Bir zamanlar, yemyeşil ormanlarla çevrili, gökyüzü her sabah rengarenk ışıklarla boyanmış bir köy vardı. Bu köyde, sabah güneşi doğarken, her gün gökyüzünde büyüleyici bir gökkuşağı belirirdi. Köy halkı, bu muazzam renkli yayının her sabah ortaya çıkmasının bir gizemi olduğunu söylese de, kimse bu sırrı çözememişti. Herkes gökkuşağını izler, büyülenir ve bu güzelliğin ardında bir sır olduğuna dair farklı hikayeler anlatırdı.
Köyde, bu gökkuşağının sırrını çözmeye en çok hevesli olan, küçük Ela adında bir kız çocuğuydu. Ela, her sabah güneş doğarken, penceresinden dışarı bakar, renkli ışıkların gökyüzünde dansını hayranlıkla izlerdi. Bir sabah, sabahın erken saatlerinde, Ela yine gökkuşağını izlerken aklına bir soru takıldı: “Neden gökkuşağı bu kadar parlak ve büyülü? Nereden geliyor? Bu ışıklar neyi anlatmak istiyor?”
Ela, bu soruların cevabını bir türlü bulamıyordu. Fakat köyde, yıllardır yaşlılık tecrübesiyle bilgelik kazanmış bir kadın vardı: Zehra Nine. Zehra Nine, köyde her şeyi bilmeyen kalmaz derlerdi. Zeytin ağacının altındaki tahta sandalyede her sabah kahvesini içerken, köy halkı ona saygı gösterir, her konuda fikir alırlardı. Ancak bir şey vardı, Zehra Nine’nin her söylediği söz çok anlamlıydı ve kimse ondan boşuna bir şey duymamıştı.
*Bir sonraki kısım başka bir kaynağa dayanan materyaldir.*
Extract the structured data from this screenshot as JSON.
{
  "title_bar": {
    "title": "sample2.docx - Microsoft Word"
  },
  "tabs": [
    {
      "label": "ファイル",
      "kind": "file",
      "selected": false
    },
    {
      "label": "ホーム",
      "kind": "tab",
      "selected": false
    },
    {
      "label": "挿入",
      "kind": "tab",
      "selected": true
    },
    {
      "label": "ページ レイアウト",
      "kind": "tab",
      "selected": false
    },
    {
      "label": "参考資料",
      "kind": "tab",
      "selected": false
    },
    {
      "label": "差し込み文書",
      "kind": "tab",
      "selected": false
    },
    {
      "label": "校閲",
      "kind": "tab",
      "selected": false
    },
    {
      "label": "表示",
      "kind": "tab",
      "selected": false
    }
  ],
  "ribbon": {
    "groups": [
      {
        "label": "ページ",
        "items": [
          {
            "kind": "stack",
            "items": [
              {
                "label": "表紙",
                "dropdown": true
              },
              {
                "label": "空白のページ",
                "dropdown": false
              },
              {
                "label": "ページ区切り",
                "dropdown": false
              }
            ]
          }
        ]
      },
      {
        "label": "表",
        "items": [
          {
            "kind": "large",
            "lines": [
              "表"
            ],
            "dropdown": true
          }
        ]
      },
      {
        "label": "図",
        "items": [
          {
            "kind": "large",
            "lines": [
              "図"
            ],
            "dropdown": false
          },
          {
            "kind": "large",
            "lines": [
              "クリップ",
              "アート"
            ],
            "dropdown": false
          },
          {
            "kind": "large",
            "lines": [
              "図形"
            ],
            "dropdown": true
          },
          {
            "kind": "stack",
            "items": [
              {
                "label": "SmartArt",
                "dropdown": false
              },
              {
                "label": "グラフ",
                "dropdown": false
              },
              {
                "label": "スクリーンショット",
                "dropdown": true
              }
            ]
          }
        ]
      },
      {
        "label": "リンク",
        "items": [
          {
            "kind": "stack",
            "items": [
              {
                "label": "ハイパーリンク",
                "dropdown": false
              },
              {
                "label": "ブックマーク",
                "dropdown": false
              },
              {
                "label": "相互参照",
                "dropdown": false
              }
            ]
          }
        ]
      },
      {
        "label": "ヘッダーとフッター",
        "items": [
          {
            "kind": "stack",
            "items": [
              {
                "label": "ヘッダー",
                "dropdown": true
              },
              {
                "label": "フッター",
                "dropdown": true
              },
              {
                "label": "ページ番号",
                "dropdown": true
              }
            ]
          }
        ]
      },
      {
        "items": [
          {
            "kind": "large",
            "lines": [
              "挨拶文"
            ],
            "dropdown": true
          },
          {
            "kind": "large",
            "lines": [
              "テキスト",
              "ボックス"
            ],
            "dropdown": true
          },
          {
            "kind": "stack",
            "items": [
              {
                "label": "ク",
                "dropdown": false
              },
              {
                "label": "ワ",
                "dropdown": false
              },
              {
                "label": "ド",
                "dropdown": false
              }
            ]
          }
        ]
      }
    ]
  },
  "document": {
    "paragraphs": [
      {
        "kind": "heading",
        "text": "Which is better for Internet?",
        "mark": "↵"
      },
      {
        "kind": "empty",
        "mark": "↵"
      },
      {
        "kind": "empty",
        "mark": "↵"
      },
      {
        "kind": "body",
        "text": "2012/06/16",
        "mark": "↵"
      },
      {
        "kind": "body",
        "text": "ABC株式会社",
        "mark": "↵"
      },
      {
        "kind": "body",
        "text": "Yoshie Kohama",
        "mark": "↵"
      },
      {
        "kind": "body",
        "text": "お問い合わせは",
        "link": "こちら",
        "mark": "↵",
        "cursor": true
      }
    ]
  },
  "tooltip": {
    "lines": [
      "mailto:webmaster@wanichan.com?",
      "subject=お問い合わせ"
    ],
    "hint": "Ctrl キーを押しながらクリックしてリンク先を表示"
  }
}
Ela, Zehra Nine’yi ziyaret etmeye karar verdi. Ertesi sabah, sabahın ilk ışıklarıyla Zehra Nine’nin evine gitmek için yola koyuldu. Yağmurdan sonra toprak kokusu, ormanın yeşili Ela’nın ruhunu okşuyordu. Zehra Nine’nin evinin bahçesine ulaştığında, bahçenin köşesinde oturan yaşlı kadını gördü. Ela, biraz çekinerek ama cesurca yaklaşıp, büyük bir merakla sordu:
“Zehra Nine, her sabah gördüğümüz gökkuşağının sırrını biliyor musunuz? Neden bu kadar parlak ve neden hep sabahları ortaya çıkıyor?”
Zehra Nine, Ela’ya derin bir bakışla gülümsedi ve ona nazikçe şöyle dedi:
“Ah, küçük kızım, gökkuşağının sırrını öğrenmek istiyorsan, sadece bunu görmekle yetinemezsin. Gökkuşağına gitmelisin. Onu gerçekten keşfetmek istiyorsan, dağların zirvesindeki Yıldız Gölü’ne gitmelisin. Orada, gökkuşağının sırrını bulacaksın. Ama dikkat et, yol zorlayıcıdır ve seni bekleyen büyük bir sınav olabilir.”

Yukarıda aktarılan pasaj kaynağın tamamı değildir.